(NewsNation) — Wealthier Americans are still powering much of the country’s spending, a sign that the so-called K-shaped economy remains “firmly intact,” according to Mark Zandi, chief economist at Moody’s Analytics.
In a post Sunday, Zandi pointed to updated estimates for the first quarter of 2026 showing that Americans in the top 20% of earners — households making more than $175,000 a year — are responsible for nearly 60% of personal outlays, a share he described as “astounding.”
Personal outlays go beyond everyday consumer purchases. The measure also includes interest payments on installment debt, such as auto loans, as well as transfers like charitable donations.
Zandi’s figures underscore that divide. Outlays among the top 20% rose 6.5% over the past year, beating inflation. By comparison, spending and related outlays among the bottom 80% increased just 2.6%, failing to keep pace with rising prices.
“No wonder most Americans are upset with their financial situations and the broader economy,” Zandi wrote.
The phrase “K-shaped economy” refers to the diverging paths represented by the letter K: higher-income households continue to climb, while many lower- and middle-income Americans face tougher financial pressure.
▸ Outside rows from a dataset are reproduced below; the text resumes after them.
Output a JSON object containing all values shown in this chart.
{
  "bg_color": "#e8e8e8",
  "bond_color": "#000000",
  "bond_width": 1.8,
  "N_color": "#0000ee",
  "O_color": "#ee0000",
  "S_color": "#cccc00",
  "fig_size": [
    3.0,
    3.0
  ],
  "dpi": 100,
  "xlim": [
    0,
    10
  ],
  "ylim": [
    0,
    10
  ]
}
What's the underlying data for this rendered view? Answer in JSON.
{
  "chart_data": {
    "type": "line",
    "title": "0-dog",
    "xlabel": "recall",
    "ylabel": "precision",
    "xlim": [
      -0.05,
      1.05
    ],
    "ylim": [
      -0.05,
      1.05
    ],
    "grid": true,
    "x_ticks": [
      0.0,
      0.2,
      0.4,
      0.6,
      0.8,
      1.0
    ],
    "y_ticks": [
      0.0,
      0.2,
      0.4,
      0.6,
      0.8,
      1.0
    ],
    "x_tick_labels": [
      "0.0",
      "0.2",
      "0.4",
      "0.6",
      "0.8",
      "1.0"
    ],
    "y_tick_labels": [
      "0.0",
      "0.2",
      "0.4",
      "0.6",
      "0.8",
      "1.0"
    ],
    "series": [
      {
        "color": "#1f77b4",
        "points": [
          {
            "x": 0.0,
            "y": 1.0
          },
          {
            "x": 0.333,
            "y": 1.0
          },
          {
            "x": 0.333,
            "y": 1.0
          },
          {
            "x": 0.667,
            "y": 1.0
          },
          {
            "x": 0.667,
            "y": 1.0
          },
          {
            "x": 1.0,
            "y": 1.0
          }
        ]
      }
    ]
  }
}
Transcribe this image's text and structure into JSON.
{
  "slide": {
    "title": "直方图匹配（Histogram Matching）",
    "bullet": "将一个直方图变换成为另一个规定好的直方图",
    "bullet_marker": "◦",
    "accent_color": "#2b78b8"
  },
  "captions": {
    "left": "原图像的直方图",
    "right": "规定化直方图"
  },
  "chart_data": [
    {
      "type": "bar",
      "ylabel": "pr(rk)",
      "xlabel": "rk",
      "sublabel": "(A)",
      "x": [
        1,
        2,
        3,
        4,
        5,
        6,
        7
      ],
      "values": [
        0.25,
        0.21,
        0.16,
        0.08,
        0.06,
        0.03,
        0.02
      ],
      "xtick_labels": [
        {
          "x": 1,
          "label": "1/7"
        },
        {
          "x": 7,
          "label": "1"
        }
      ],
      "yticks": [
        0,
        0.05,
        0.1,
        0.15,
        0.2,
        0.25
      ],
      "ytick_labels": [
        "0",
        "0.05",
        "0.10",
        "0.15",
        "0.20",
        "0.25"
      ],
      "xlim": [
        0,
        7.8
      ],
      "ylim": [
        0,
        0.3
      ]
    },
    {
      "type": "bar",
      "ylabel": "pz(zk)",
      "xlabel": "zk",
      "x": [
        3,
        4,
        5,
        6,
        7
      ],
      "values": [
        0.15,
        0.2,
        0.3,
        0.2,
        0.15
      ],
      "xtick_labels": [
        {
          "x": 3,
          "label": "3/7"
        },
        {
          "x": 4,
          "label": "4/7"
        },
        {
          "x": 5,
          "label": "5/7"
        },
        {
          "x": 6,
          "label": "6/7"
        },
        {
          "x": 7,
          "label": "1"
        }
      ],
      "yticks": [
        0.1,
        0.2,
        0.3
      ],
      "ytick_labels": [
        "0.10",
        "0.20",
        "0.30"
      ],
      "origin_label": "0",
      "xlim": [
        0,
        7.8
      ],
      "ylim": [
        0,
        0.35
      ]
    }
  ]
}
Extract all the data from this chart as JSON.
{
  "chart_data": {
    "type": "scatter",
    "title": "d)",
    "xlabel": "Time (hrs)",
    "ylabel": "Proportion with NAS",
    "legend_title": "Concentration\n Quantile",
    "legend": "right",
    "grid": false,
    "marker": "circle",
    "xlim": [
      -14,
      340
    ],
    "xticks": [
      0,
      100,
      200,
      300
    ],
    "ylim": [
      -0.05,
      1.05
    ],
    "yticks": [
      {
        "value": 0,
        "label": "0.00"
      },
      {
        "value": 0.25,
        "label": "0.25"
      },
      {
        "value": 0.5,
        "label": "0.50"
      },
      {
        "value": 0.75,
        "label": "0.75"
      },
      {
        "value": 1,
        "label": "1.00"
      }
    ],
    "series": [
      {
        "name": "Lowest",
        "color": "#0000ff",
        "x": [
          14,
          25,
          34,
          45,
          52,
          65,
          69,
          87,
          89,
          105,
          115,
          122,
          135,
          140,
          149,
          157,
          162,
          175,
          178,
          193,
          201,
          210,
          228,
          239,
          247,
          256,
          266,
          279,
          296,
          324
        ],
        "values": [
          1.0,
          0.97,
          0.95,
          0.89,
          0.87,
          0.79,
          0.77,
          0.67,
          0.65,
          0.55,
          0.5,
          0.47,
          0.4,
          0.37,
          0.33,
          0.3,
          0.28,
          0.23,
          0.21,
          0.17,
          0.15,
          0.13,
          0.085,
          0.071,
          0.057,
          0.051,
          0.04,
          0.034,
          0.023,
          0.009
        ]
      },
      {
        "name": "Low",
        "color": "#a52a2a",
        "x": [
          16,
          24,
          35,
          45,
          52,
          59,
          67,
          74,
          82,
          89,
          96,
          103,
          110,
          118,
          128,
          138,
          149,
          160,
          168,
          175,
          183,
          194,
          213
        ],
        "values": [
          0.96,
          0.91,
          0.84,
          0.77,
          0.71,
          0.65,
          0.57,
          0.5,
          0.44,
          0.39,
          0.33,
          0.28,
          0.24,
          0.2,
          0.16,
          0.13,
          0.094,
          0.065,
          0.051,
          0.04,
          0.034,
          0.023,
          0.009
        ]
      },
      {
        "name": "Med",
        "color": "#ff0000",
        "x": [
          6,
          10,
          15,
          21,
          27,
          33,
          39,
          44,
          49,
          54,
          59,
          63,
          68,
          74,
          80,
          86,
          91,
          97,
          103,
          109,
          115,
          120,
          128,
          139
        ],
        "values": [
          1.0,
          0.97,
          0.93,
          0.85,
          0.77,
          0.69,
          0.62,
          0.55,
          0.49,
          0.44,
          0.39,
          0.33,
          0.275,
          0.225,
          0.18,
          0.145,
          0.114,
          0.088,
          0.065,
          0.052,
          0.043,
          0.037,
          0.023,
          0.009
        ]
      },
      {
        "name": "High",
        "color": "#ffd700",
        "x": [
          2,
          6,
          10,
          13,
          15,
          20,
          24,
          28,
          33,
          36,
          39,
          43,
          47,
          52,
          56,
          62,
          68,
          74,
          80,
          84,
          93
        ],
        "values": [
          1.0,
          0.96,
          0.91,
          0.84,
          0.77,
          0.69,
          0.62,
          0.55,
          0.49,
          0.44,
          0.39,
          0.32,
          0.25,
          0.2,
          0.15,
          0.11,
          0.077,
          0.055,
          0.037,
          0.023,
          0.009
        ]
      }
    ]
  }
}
The concept has gained traction because it helps explain a disconnect in the economic picture: headline indicators may look solid, even as many households say they are still struggling to make ends meet.
Corporate America has noticed the divide. Airlines, for example, have leaned into premium offerings as higher-income travelers continue to spend, while McDonald’s executives continue to cite pressure among lower-income consumers.
The K-shaped pattern has also shown up at the gas pump, with lower-income Americans cutting back amid the war in Iran while wealthier households made few changes to their fuel spending.
Moody’s analysis suggests the overall spending gap between the top 20% and the bottom 80% isn’t new but has widened in recent years.
In the mid-1990s, the groups accounted for roughly equal shares of consumer spending, but over time, higher earners have accounted for a larger portion.
Zandi acknowledged that his estimates have faced some methodological criticism and may “overstate the case,” but argued the latest figures still show the economy is “K-shaped and becoming increasingly so.”
A growing reliance on high earners is a concern because it leaves the economy highly dependent on a “small group of the well-to-do,” whose spending is influenced by “how their stock portfolios are performing,” Zandi wrote earlier this year.
That could make the economy more exposed during stock market downturns if wealthy households decide to pull back.